The evidence via messages:

January 4:

Nadia: Okay, we can meet for a drink some time.

January 6:

M: okay will look at my schedule to fit into  yours

Nadia: Okay (smiley face)

Friday, January 19:

Comment: Notice the time span. No response from Mr. M after 13 days. So I messaged him (I know what you’re thinking):

Nadia: Hi, Not sure if I misinterpreted your last message, but I thought you were going to suggest a day to meet. Anyway, thought I would check in to say that.

About 4:30 p.m. on January 19th:

M: I got back in town thursday. was overseas working. What are you doing this evening

January 19 (continued):

I didn’t see his message on the site and then he phoned me. I missed his call. He left a voicemail and I called him back 30 minutes later.

Again, note the timespan. I returned his call on Jan. 19. On Feb. 2, he sent me a message through Zoosk saying he’d been traveling for work, then had to attend an out of town funeral, and after that “things were on the move with work locally.”   “I will try and call you shortly,” he wrote.

“I don’t think that explains why you didn’t return my call of 2 weeks ago…you were in town then,” I replied. “It seems like you are playing a game, perhaps just being a breadcrumber – look up this dating term. It describes the way you have behaved with me.”

Epilogue: As expected, there was no response from Mr. M. This is finally the end of the Mr. Hot N’ Cold story unless it’s not.
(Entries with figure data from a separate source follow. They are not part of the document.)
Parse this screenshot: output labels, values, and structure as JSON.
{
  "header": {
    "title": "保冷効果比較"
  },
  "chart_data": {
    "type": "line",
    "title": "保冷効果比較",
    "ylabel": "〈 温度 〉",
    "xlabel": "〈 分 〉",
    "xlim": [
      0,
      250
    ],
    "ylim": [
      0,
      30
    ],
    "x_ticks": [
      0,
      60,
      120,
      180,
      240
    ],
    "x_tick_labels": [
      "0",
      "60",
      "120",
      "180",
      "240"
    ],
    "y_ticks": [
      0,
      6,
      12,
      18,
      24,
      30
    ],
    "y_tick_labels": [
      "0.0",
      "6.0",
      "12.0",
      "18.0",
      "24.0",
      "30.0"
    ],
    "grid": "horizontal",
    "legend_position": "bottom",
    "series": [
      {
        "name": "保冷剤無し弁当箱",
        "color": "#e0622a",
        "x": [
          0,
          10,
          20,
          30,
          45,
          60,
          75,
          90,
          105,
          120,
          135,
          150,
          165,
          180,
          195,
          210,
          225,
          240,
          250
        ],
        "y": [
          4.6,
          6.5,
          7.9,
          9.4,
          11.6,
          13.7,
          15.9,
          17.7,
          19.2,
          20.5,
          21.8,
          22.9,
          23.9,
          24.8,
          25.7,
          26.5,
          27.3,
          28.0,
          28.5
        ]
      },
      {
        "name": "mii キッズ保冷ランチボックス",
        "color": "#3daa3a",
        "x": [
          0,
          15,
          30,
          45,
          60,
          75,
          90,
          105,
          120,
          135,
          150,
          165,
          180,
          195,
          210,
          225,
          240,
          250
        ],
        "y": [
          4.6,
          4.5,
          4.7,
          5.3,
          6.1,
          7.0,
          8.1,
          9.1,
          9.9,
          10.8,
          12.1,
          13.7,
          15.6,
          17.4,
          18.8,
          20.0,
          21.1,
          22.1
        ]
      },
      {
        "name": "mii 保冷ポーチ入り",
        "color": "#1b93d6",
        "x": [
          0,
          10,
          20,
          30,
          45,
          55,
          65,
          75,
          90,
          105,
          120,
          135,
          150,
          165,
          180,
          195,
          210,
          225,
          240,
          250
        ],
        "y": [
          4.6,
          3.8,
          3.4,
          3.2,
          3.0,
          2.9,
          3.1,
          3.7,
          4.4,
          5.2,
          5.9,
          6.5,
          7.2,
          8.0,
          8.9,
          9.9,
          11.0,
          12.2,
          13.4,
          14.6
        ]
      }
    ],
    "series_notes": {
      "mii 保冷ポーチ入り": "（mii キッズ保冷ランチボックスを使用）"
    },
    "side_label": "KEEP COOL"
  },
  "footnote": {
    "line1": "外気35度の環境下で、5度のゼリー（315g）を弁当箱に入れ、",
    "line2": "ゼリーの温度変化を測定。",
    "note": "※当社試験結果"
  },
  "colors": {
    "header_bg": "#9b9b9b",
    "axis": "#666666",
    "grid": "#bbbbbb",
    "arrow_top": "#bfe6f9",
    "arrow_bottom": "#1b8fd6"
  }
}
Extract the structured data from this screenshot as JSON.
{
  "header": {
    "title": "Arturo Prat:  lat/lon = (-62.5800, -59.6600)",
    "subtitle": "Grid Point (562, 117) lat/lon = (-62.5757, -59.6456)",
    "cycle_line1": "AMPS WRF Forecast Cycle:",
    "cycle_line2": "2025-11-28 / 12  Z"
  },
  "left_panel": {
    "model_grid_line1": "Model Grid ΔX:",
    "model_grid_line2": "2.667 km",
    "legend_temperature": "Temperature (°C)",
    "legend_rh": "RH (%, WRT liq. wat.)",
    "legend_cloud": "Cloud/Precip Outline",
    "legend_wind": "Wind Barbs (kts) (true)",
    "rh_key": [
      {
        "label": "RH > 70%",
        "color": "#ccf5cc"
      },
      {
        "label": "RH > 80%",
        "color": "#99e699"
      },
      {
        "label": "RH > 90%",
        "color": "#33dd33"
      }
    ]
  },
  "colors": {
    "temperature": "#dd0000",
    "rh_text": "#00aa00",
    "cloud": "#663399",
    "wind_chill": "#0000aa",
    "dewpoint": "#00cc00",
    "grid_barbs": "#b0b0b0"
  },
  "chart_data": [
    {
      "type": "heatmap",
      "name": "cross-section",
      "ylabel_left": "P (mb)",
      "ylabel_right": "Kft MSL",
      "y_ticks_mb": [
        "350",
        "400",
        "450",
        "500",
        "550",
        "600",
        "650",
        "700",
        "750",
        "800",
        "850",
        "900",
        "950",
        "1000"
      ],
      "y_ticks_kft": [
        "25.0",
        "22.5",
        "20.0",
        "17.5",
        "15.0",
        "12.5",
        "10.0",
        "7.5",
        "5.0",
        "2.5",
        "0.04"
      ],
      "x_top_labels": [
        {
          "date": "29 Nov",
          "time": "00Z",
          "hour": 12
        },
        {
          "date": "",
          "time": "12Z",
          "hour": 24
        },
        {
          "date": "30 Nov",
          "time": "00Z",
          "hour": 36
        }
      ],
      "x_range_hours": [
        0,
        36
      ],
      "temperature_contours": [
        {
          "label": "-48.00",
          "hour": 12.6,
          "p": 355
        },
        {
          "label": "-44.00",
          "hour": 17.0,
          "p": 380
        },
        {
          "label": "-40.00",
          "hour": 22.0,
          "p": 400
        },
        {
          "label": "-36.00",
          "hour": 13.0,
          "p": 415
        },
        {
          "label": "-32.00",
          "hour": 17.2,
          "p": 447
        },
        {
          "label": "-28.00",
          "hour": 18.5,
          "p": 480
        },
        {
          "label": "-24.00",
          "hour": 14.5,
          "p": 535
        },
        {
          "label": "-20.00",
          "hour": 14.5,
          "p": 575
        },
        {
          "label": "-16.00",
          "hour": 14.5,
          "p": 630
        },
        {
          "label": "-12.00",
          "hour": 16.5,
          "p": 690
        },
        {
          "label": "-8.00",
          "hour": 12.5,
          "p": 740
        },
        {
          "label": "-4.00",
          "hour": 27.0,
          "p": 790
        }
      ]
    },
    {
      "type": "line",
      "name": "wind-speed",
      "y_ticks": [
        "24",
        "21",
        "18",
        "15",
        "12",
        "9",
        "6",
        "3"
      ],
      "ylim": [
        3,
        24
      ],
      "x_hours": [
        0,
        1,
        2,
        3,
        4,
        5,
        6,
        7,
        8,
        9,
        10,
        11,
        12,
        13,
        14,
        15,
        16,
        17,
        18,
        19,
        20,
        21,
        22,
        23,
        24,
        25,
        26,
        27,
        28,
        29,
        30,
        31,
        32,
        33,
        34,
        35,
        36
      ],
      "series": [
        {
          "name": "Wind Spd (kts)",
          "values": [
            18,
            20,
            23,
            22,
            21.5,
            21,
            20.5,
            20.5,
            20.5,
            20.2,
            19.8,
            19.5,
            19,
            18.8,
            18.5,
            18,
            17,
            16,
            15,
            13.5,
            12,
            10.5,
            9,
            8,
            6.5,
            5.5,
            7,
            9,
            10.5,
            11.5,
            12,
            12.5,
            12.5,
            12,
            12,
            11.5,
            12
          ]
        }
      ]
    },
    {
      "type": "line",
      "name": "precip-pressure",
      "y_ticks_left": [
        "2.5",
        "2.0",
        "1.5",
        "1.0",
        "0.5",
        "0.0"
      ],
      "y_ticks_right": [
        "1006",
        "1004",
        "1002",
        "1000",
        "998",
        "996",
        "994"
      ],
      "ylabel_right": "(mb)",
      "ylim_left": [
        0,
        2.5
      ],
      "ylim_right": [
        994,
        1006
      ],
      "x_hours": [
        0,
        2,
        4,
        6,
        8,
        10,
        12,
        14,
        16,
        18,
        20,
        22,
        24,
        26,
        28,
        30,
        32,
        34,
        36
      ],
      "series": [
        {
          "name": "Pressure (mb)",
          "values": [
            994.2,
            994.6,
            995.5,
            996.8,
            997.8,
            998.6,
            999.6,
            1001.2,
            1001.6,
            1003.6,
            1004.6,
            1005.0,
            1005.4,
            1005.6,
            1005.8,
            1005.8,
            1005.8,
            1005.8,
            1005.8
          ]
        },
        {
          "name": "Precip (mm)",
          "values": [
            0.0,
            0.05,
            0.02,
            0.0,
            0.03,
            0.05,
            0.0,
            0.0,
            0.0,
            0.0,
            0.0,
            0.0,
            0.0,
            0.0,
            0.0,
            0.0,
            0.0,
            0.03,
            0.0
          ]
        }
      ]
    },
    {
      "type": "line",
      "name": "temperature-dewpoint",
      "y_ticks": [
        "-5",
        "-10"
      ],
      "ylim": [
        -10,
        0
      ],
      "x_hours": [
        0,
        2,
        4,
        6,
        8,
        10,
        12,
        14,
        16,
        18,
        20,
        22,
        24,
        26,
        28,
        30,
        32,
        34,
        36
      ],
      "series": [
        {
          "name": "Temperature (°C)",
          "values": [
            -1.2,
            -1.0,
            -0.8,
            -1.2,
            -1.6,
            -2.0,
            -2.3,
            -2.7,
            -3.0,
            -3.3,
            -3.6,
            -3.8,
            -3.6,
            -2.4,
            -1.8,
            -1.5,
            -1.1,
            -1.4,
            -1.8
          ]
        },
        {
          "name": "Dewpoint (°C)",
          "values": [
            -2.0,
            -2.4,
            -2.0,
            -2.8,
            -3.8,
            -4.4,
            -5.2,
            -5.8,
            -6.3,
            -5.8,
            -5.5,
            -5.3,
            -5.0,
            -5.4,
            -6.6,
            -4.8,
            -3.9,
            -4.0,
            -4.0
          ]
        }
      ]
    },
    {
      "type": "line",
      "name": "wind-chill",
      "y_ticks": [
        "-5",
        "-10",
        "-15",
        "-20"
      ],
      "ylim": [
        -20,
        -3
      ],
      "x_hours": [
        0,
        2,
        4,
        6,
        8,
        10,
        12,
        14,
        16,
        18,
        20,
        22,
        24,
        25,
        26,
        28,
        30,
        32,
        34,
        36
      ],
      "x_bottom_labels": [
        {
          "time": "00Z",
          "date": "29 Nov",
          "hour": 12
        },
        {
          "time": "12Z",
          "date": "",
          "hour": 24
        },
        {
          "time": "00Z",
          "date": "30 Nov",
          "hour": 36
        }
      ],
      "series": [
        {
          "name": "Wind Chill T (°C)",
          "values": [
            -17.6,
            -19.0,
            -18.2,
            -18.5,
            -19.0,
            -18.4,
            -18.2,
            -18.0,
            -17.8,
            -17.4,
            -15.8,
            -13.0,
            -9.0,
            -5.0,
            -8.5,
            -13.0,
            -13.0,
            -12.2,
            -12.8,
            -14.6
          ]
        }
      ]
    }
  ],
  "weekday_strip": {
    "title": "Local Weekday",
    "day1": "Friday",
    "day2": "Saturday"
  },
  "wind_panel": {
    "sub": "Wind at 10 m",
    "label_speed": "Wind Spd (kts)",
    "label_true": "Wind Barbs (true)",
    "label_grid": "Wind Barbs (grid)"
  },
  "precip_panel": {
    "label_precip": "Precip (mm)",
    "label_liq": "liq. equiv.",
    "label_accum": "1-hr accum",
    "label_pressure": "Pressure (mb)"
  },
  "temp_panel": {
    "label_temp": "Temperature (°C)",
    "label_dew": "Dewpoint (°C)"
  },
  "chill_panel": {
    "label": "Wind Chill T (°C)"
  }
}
#Rejecting Men who are Not for Me

Last month I went out with a very nice man, Mr. ZZ, despite the fact he had the same first and middle names as my ex. That was almost enough to put me off but I decided to go for it. Based on his photos, I was worried I wouldn’t be attracted to him. I thought, “Maybe I’m too picky” and agreed to meet for a happy hour.

We had a “pleasant” time, no conversation lapses but it started to feel a bit strained toward the end of the hour. There was not a whiff of chemistry on my part. He didn’t have the kind of male energy that I like.

I sensed Mr. ZZ liked me but I could tell he was shy and at the end of our date he shook my hand goodbye. He viewed me several times over the next few days but did not reach out for a second date. I think he was waiting for me to “view” him back but I didn’t want to encourage him. I vacillated a couple of times and thought maybe I should give it another go but ultimately let it fade away.

#Wondering whether I’m too Picky

See above encounter with Mr. ZZ.

#Wondering whether I’m not Picky Enough

I could cite any of a number of conversations with men whom I clearly have little in common with other than we are both breathing.

#People in their 60s are having the best sex

Send one of the men surveyed directly to me.

#Valentine’s Day Hype

I suggest an alternate “Galentines” Day for women to celebrate with friends.